Pek çok eş, sevgili, çocuk, anne, baba, kardeş ve milletine aşkla bağlı olanlar, şehit acısını yüreğinin her bir zerresinde hissetti... Ama kazınmak bilmedi kökleri...
Sona ermedi hainlikleri...
***
Bazen bir yılbaşı gecesi, yeni yılı beklerken çıktılar bu milletin karşısına...
Bazen bir maçta, en neşeli tezahüratların arasına daldılar...
Bazen bir otobüs yolculuğunda patlattılar bombalarını...

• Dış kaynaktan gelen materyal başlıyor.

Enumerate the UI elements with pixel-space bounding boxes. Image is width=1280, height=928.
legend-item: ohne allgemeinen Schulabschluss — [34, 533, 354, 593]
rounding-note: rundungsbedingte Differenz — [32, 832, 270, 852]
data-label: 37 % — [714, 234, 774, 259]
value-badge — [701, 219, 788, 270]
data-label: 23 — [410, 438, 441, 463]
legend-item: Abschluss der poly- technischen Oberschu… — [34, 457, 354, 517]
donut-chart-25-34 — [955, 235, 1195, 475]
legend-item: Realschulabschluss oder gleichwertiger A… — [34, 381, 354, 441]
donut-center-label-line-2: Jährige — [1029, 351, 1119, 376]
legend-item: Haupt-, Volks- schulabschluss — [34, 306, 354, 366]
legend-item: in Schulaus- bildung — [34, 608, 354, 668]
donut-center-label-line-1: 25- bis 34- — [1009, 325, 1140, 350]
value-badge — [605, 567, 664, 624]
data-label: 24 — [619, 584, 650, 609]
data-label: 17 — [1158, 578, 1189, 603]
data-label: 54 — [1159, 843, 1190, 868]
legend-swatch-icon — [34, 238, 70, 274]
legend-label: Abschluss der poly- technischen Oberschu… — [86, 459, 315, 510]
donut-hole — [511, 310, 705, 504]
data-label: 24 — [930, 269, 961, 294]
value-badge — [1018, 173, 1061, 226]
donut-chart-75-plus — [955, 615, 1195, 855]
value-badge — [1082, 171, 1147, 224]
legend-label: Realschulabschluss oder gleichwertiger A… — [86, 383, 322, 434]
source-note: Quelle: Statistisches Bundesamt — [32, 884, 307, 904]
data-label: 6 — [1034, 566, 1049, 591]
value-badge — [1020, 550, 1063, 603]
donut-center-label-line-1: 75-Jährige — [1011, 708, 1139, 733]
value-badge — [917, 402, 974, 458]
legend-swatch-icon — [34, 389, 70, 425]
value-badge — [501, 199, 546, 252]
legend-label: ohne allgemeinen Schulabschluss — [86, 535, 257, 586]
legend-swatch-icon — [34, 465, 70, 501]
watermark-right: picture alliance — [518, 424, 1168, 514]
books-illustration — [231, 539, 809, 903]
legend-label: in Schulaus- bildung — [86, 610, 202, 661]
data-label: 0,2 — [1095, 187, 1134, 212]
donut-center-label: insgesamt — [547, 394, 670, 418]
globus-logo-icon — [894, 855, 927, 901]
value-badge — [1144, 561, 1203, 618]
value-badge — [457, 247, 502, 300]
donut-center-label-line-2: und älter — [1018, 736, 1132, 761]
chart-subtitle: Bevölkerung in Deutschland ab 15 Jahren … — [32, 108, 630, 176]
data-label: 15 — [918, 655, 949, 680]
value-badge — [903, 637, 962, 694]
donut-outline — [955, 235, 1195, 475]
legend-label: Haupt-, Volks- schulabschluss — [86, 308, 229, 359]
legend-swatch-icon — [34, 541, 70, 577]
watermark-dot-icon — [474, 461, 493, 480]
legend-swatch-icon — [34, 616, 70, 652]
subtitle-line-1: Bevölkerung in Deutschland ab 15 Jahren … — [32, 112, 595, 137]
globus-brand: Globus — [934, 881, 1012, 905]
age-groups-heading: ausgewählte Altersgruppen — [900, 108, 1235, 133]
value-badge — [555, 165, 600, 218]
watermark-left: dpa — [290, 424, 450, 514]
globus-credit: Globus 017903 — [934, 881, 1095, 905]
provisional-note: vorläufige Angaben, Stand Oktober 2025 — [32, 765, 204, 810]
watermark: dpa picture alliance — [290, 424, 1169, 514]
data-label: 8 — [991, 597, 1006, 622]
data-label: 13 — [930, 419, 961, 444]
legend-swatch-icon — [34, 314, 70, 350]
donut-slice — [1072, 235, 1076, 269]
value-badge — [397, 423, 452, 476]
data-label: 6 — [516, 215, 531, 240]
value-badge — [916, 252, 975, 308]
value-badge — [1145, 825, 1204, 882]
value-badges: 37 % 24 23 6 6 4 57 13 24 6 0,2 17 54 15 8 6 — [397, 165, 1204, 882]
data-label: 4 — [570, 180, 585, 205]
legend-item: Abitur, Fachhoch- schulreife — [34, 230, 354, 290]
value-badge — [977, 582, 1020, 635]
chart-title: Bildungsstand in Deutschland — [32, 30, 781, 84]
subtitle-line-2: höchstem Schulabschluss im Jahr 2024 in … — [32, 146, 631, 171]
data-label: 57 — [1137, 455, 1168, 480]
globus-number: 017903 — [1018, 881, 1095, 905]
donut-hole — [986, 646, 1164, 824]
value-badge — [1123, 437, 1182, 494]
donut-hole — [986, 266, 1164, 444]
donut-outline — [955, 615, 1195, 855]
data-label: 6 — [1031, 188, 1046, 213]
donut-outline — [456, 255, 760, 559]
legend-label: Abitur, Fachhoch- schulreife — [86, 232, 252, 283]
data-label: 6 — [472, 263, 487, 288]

Bazen bir havalimanını taradılar...
Bazen AVM'leri ateşe verdiler...
***
Bazen, İzmir Adliyesi'nde olduğu gibi, hiç beklenmedik bir anda yapılan saldırıda kahramanca kendini feda eden Şehit Polis Fethi Sekin'lerimiz oldu bizim...
Bazen de, düşmanın alnının ortasına kurşun sıkmak, mağaralarını yerle bir etmek için bir harekata katılan şehitlerimiz oldu...
***
İşte, Piyade Üsteğmen Oğuz Kaan Usta ile Piyade Astsubay Üstçavuş Musa Özalkan, Türk Milleti için şehit olmayı göze alarak çıkmışlardı o harekat yoluna...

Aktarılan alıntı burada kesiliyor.